The government’s war time efforts to recruit women had several themes, the main one being patriotism. The campaigns told women that the war would end sooner if more women worked. Women were also warned that if they did not work then a soldier would die, people would call them slackers, and they were equivalent to men who avoided the draft (Rupp 96). Women who took war jobs were praised.

Another propaganda theme was high pay. The government cautioned, though, that wages should not be overemphasized or women might spend too much and cause inflation (Rupp 96).

As a way to lure young women into the factories, advertisers showed women workers as glamorous and even fashionable. They mentioned that women did not care much about their appearance while at work, but that they were still feminine underneath the dirt (Gregory 32). The campaigns equated factory work with housework as a way to alleviate women’s fears about working. Therefore, women already had the skills needed. But the government cautioned that war work should not look too easy or women might not take it seriously. This method reinforced women’s role as homemaker and that her main duty was to her home.

The government’s propaganda also called on husbands to encourage their wives to take jobs. It emphasized that it would not reflect poorly on the husbands and their ability to support their families if their wives worked (Rupp 96). The campaigns told men that they should feel pride when their wives took a job much the same way that they felt pride when their sons enlisted. This campaign was based on the assumption that women did not work because of their husbands’ objections (Rupp 153).
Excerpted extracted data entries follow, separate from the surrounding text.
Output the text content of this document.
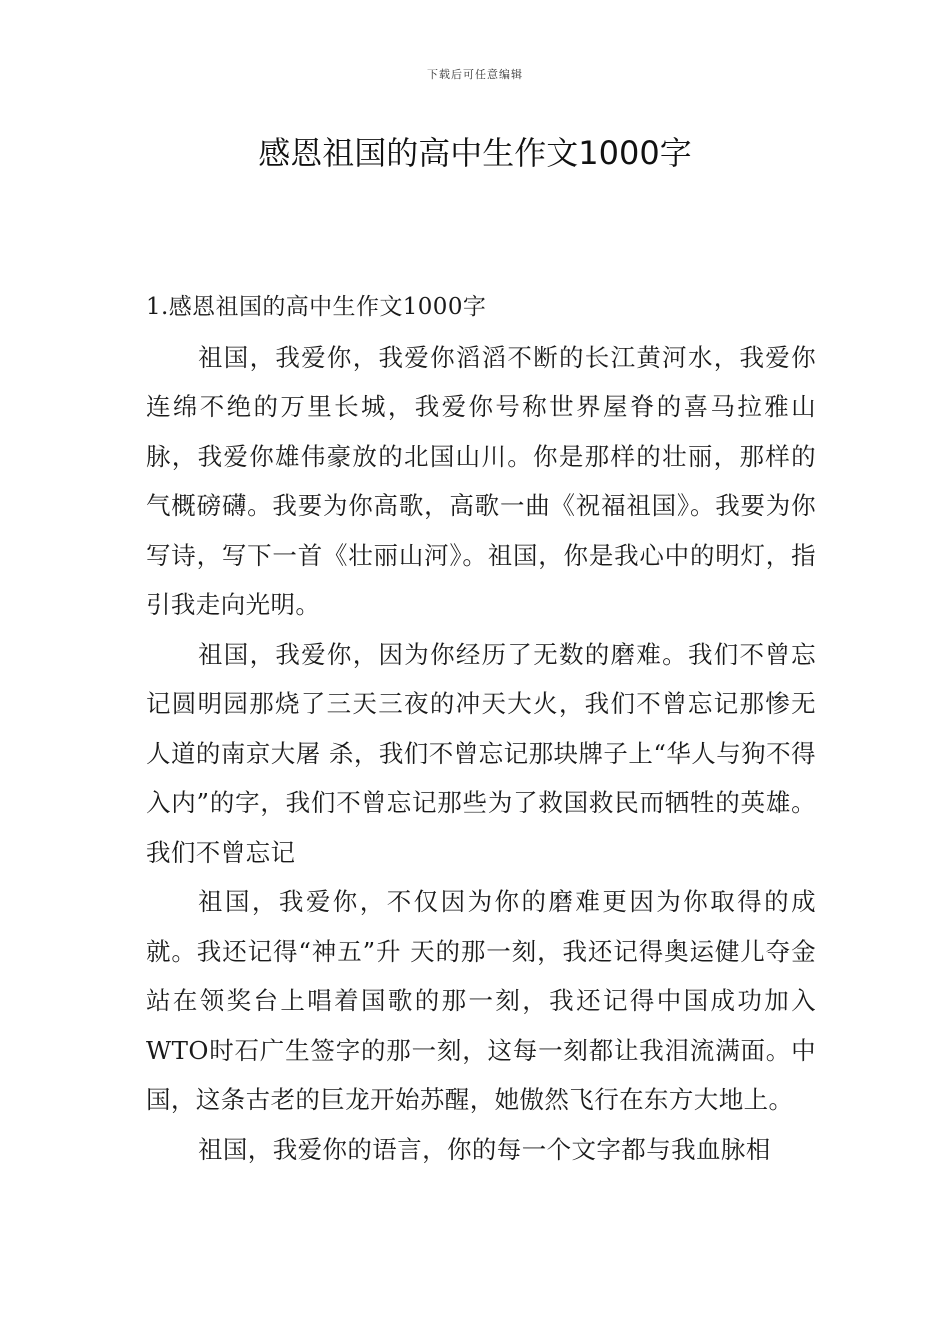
下载后可任意编辑
感恩祖国的高中生作文1000字

1.感恩祖国的高中生作文1000字

祖国，我爱你，我爱你滔滔不断的长江黄河水，我爱你连绵不绝的万里长城，我爱你号称世界屋脊的喜马拉雅山脉，我爱你雄伟豪放的北国山川。你是那样的壮丽，那样的气概磅礴。我要为你高歌，高歌一曲《祝福祖国》。我要为你写诗，写下一首《壮丽山河》。祖国，你是我心中的明灯，指引我走向光明。

祖国，我爱你，因为你经历了无数的磨难。我们不曾忘记圆明园那烧了三天三夜的冲天大火，我们不曾忘记那惨无人道的南京大屠 杀，我们不曾忘记那块牌子上“华人与狗不得入内”的字，我们不曾忘记那些为了救国救民而牺牲的英雄。我们不曾忘记

祖国，我爱你，不仅因为你的磨难更因为你取得的成就。我还记得“神五”升 天的那一刻，我还记得奥运健儿夺金站在领奖台上唱着国歌的那一刻，我还记得中国成功加入WTO时石广生签字的那一刻，这每一刻都让我泪流满面。中国，这条古老的巨龙开始苏醒，她傲然飞行在东方大地上。

祖国，我爱你的语言，你的每一个文字都与我血脉相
The government focused its propaganda campaigns on white middle-class families whose women were not already working. It did not target the women who were already in the workforce and switched to higher paying jobs without any encouragement. Although there was a lot of diversity among women workers, women of color were absent in advertisements. The stars of the campaign were middle-class domestic housewives with no work experience who would leave when the war was over.

At first, the propaganda campaigns featured the few women who worked in skilled and high-paying jobs, even though they were a small percentage of women workers. Not until there was a labor shortage in 1943 were the unglamorous, underpaid, low-status jobs a part of the propaganda campaigns (Rupp 142).

The propaganda campaigns used during the war never had any intention of bringing about permanent changes in women’s place in society. Rather, the government used them to fill temporary labor shortages with women workers.